Les dix tigres saisis ont été confiés à l'association Tonga Terre d'Accueil pour être conduits au zoo de Saint-Martin-la-Plaine, dans la Loire.
"Entre les quatre murs d'une usine désaffectée"
Avant de saisir la justice, l'ONG One Voice avait elle même "surveillé" et "filmé" les tigres pendant plusieurs mois, révélant l'affaire dans une série de vidéos publiées en janvier sur un site dédié.
"Entre les quatre murs d'une usine désaffectée de Picardie", les tigres "étaient enfermés toute l'année dans un camion-cage, sans réelle protection contre les intempéries, avec à peine assez de place pour tourner en rond", soit "2 m² chacun pour 300 kg de masse corporelle", écrivait notamment l'association sur ce site.
"Les rares fois où ils en sort(aient), c'était pour être soumis et subir une vie de stress, sous la menace du fouet", "montrés" dans des foires, spectacles de cirque ou dans un parc d'attraction tout proche, voire dans des "clips ou photos dans des magazines", selon l'association.
"La plupart ne sont pas en trop mauvaise santé"
"Notre campagne pour les sauver a enfin débouché sur leur saisie !", se félicite One Voice mercredi soir dans un communiqué, assurant s'être vue "confier" la garde et le transport des animaux, dans un premier temps vers un refuge dans la Loire, puis vers un "sanctuaire" en Italie.

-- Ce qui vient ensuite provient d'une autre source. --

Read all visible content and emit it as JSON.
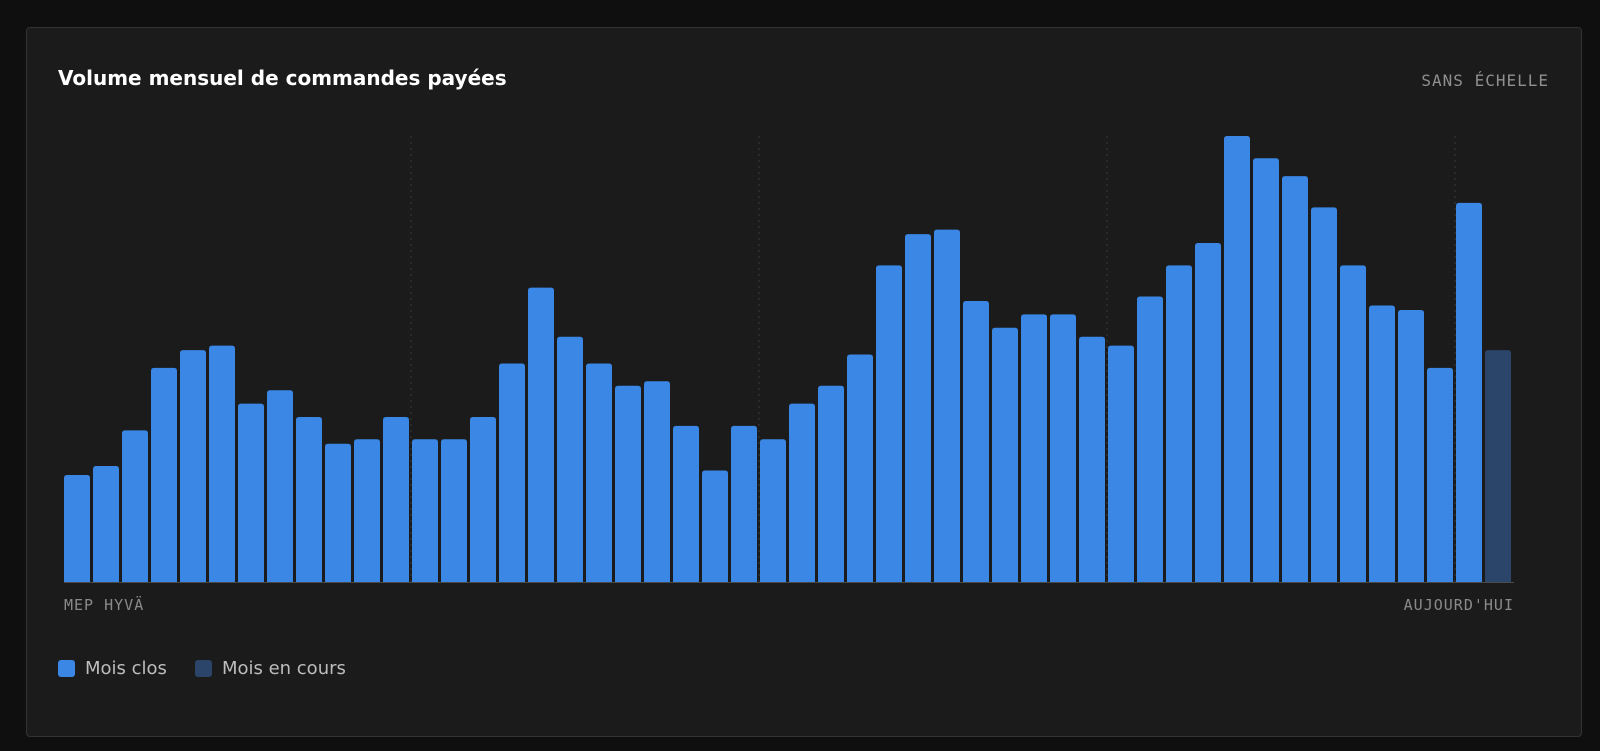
{
  "card": {
    "title": "Volume mensuel de commandes payées",
    "scale_note": "SANS ÉCHELLE"
  },
  "chart_data": {
    "type": "bar",
    "title": "Volume mensuel de commandes payées",
    "scale_note": "SANS ÉCHELLE",
    "x_start_label": "MEP HYVÄ",
    "x_end_label": "AUJOURD'HUI",
    "y_axis_shown": false,
    "ylim": [
      0,
      100
    ],
    "grid": "vertical dotted lines every 12 bars",
    "legend_position": "bottom-left",
    "series": [
      {
        "name": "Mois clos",
        "color": "#3a87e6",
        "values": [
          24,
          26,
          34,
          48,
          52,
          53,
          40,
          43,
          37,
          31,
          32,
          37,
          32,
          32,
          37,
          49,
          66,
          55,
          49,
          44,
          45,
          35,
          25,
          35,
          32,
          40,
          44,
          51,
          71,
          78,
          79,
          63,
          57,
          60,
          60,
          55,
          53,
          64,
          71,
          76,
          100,
          95,
          91,
          84,
          71,
          62,
          61,
          48,
          85
        ]
      },
      {
        "name": "Mois en cours",
        "color": "#2b4469",
        "values": [
          52
        ]
      }
    ]
  },
  "legend": {
    "items": [
      {
        "label": "Mois clos",
        "color": "#3a87e6"
      },
      {
        "label": "Mois en cours",
        "color": "#2b4469"
      }
    ]
  }
}
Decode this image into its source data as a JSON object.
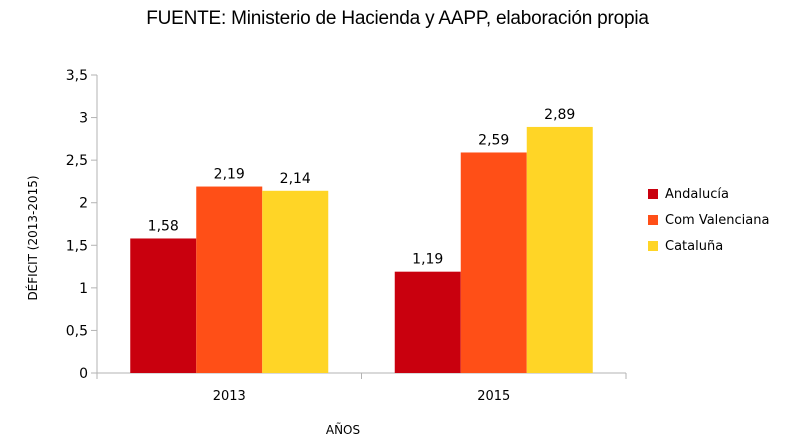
{
  "chart_data": {
    "type": "bar",
    "title": "FUENTE: Ministerio de Hacienda y AAPP, elaboración propia",
    "xlabel": "AÑOS",
    "ylabel": "DÉFICIT (2013-2015)",
    "categories": [
      "2013",
      "2015"
    ],
    "ylim": [
      0,
      3.5
    ],
    "yticks": [
      "0",
      "0,5",
      "1",
      "1,5",
      "2",
      "2,5",
      "3",
      "3,5"
    ],
    "series": [
      {
        "name": "Andalucía",
        "color": "#c9000e",
        "values": [
          1.58,
          1.19
        ],
        "labels": [
          "1,58",
          "1,19"
        ]
      },
      {
        "name": "Com Valenciana",
        "color": "#ff4f17",
        "values": [
          2.19,
          2.59
        ],
        "labels": [
          "2,19",
          "2,59"
        ]
      },
      {
        "name": "Cataluña",
        "color": "#ffd526",
        "values": [
          2.14,
          2.89
        ],
        "labels": [
          "2,14",
          "2,89"
        ]
      }
    ],
    "legend_position": "right",
    "grid": false
  }
}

Les tigres "sont en route à bord de deux camions, dont un semi-remorque, notre effectif va passer d'un coup de 20 à 30 félins", a déclaré à l'AFP Pierre Thivillon, directeur du parc animalier de Saint-Martin-la-Plaine, choisi pour accueillir les animaux en convalescence.
"D'après l'équipe de soigneurs qui les accompagne, la plupart ne sont pas en trop mauvaise santé", s'est-il réjoui, habitué à remettre sur pied des animaux sauvages dans le cadre de son association Tonga Terre d'Accueil. "Une fois rétablis", ils seront ensuite redirigés vers des habitats leur étant plus naturels.